Optimization is a standard activity in everyday life. We use it consciously or unconsciously for almost all our daily jobs. When we try to find a way to finish an assignment in our professional life in less effort or time, it is an optimization procedure. Deciding the best way to reach the workplace from the time and distance
aspects, depending on the time of the day, is also an optimization. Many people in
this world try to reduce the daily cost of living for their survival. All these actions
have some amount of mental calculations behind it, and most of the time the
calculation is not that mathematical. The optimization process basically finds the
values of the variables those control the objective we need to optimize (i.e., minimize or maximize) while satisfying some constraints. This process becomes mathematical when we employ it in the professional sectors like finance, construction, manufacturing, etc. In those cases, the number of variables is quite high, and they are correlated in a complex way.

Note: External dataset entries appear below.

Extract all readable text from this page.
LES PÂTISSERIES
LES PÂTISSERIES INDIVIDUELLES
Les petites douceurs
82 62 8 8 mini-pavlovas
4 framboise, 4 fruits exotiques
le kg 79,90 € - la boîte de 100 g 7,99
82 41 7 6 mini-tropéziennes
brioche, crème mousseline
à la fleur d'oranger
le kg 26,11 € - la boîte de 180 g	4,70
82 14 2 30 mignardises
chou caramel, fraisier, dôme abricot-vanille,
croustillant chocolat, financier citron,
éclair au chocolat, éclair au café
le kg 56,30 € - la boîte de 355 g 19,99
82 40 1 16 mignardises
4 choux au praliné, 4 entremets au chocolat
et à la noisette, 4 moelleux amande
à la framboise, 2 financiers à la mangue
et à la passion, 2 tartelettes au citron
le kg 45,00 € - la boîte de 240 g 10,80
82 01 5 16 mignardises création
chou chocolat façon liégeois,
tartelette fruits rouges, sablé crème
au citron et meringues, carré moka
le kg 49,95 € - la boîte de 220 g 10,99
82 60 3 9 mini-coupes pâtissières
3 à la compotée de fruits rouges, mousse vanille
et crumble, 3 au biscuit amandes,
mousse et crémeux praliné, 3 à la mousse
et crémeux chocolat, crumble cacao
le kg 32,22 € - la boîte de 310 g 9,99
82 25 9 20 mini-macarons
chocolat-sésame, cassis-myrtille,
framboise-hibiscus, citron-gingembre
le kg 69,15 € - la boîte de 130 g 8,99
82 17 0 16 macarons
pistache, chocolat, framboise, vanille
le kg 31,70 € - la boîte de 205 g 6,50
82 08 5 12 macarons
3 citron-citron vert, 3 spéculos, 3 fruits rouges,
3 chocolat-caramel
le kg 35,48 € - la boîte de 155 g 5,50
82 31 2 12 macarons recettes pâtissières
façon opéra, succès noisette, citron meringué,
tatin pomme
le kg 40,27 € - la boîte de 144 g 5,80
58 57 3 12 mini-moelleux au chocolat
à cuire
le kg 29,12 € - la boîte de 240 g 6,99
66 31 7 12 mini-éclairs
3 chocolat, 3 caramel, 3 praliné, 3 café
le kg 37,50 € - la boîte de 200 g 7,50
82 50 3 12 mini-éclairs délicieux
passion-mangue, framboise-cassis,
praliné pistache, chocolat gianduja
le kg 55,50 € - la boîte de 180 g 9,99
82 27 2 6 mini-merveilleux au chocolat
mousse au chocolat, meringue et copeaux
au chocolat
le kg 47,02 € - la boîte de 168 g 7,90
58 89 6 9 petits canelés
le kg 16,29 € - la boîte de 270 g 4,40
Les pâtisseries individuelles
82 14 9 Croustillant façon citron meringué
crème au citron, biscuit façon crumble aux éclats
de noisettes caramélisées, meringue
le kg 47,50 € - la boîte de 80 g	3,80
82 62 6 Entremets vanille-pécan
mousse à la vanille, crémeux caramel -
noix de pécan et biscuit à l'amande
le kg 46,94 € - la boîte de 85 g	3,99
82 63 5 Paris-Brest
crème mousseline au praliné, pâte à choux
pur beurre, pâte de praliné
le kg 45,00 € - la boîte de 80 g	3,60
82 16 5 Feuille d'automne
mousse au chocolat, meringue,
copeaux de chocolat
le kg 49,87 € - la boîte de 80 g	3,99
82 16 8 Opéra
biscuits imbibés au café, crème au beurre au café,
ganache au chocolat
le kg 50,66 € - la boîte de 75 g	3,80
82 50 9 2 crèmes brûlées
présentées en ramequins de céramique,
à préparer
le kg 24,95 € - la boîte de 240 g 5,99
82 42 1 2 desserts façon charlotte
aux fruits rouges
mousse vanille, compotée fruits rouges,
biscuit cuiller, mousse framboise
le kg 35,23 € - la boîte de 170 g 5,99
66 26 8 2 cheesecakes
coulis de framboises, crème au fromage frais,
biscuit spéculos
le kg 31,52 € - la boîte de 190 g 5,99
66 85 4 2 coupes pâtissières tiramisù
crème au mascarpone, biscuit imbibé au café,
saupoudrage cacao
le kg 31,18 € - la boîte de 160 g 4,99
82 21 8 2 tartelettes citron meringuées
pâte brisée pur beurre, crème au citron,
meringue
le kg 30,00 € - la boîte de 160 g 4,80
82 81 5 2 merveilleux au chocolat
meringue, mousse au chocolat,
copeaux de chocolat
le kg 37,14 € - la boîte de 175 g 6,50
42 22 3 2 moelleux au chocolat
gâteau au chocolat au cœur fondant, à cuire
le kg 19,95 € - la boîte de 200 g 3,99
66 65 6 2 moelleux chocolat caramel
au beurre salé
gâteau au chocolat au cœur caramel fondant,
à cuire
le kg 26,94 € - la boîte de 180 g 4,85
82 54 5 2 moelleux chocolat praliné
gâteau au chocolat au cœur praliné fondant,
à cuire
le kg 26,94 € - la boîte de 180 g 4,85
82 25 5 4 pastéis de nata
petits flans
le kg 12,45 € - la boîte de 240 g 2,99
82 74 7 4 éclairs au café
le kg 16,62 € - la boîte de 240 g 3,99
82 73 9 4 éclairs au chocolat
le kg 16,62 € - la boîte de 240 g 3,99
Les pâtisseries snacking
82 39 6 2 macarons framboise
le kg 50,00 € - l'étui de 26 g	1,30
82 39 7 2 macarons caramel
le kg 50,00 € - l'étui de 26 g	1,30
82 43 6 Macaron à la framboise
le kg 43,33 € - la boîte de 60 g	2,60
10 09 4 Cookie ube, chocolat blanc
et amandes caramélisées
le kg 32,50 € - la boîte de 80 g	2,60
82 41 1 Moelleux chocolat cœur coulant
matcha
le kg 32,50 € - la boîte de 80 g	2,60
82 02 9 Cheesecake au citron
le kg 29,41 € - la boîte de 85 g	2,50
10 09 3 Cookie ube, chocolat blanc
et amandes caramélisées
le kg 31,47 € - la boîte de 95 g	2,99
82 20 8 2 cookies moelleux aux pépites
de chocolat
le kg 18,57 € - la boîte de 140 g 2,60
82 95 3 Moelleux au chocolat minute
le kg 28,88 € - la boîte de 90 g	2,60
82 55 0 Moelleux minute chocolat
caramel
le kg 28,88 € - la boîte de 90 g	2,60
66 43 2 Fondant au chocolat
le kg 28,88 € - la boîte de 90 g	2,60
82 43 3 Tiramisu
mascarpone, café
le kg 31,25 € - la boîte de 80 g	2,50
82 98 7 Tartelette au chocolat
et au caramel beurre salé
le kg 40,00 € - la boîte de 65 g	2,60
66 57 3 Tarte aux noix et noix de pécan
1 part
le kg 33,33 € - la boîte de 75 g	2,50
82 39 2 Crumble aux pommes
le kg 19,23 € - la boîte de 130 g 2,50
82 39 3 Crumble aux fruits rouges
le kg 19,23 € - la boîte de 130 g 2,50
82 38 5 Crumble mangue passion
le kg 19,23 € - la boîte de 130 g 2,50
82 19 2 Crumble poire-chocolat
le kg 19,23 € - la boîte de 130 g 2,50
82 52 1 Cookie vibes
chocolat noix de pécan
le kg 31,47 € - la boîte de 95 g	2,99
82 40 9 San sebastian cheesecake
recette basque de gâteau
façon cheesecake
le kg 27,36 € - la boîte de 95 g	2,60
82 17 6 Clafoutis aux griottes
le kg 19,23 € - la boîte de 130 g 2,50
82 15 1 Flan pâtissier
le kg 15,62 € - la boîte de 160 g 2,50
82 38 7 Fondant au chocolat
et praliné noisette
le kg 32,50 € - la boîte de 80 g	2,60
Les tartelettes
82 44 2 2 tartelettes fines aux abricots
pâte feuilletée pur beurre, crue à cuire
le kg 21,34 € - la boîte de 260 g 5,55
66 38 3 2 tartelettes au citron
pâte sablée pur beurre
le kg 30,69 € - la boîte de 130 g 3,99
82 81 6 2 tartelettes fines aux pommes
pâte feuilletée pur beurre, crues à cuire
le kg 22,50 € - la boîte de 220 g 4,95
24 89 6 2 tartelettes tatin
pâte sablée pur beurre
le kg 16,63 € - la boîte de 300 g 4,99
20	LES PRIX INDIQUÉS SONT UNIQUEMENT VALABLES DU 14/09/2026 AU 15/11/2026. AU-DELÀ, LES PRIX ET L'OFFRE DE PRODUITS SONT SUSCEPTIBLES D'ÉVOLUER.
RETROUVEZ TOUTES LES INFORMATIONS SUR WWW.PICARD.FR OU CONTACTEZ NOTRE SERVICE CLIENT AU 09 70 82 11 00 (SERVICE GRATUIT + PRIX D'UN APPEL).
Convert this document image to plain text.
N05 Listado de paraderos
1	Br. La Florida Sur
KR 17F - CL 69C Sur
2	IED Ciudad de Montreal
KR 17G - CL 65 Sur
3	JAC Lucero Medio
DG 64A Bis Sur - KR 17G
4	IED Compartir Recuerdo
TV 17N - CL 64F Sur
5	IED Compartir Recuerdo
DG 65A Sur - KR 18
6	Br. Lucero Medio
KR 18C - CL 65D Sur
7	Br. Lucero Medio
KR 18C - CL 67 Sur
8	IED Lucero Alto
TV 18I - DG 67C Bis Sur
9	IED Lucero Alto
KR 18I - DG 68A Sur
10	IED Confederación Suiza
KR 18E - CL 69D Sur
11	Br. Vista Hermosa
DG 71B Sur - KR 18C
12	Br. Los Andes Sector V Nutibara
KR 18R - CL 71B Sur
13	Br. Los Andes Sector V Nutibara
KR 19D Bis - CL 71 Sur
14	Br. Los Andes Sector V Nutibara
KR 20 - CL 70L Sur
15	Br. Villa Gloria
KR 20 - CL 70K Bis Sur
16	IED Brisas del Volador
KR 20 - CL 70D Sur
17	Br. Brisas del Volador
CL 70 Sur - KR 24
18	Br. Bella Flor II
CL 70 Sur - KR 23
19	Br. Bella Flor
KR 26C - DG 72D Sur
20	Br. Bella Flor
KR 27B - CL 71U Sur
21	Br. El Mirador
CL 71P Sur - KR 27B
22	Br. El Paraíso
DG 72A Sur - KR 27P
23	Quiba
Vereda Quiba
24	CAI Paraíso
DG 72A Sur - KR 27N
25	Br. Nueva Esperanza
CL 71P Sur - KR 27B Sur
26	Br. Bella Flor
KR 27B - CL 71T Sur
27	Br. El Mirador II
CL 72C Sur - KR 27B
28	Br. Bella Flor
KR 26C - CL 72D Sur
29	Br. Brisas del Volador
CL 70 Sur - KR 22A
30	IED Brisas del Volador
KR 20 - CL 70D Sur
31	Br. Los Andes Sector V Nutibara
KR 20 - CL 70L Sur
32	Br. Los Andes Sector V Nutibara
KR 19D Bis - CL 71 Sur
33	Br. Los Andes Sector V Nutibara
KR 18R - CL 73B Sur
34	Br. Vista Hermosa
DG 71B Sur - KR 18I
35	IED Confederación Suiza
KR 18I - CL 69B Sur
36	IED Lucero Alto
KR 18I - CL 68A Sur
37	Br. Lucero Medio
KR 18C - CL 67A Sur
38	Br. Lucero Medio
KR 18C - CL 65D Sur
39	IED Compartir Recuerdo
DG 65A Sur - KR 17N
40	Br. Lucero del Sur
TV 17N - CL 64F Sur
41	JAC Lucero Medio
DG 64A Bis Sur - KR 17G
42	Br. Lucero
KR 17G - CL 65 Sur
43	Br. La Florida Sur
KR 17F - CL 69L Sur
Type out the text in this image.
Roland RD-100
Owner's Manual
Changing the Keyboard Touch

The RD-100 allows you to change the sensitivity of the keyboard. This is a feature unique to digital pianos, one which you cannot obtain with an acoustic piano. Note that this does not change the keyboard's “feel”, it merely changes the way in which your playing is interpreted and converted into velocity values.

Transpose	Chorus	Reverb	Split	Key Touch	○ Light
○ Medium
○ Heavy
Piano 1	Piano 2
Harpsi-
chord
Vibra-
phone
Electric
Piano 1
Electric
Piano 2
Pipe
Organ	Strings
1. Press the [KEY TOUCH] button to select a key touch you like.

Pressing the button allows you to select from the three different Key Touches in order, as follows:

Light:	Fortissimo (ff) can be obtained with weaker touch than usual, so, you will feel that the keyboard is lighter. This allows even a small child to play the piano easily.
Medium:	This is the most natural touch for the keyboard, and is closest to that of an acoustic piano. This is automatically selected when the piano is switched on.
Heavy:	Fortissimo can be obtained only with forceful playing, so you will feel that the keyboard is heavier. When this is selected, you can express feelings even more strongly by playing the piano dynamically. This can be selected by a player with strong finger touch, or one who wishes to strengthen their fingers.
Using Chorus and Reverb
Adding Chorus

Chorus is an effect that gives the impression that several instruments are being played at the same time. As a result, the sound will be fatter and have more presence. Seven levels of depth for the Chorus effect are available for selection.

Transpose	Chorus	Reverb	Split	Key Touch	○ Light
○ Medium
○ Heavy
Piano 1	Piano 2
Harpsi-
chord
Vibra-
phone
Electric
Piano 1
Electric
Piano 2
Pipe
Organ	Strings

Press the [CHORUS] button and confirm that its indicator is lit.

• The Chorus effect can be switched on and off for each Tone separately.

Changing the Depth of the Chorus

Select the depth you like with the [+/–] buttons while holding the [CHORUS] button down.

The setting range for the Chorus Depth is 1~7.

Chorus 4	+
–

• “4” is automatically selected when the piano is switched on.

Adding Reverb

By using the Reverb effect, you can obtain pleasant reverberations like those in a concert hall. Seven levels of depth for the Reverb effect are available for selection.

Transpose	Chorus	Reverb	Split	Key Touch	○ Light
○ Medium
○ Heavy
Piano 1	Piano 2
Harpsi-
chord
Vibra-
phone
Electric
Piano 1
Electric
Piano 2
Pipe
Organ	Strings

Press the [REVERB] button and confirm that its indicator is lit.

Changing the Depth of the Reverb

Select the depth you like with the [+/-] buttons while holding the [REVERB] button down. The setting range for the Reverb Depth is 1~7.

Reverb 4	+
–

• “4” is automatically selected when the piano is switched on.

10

Mathematical optimization has various components. The first is the objective
function, which defines the attribute to be optimized in terms of the dependent
variables or design variables. For example, in manufacturing process, it describes
the profit or the cost or the product quality. The design variables are the variables
which control the value of the attribute, which is being optimized. The amounts of
different resources used and the time spent in a manufacturing process may be
considered as the design variables. The third important component in an optimization process is the constraint. It may be single or a set of constraints, which allow the process to take on certain values of the design variables but exclude others.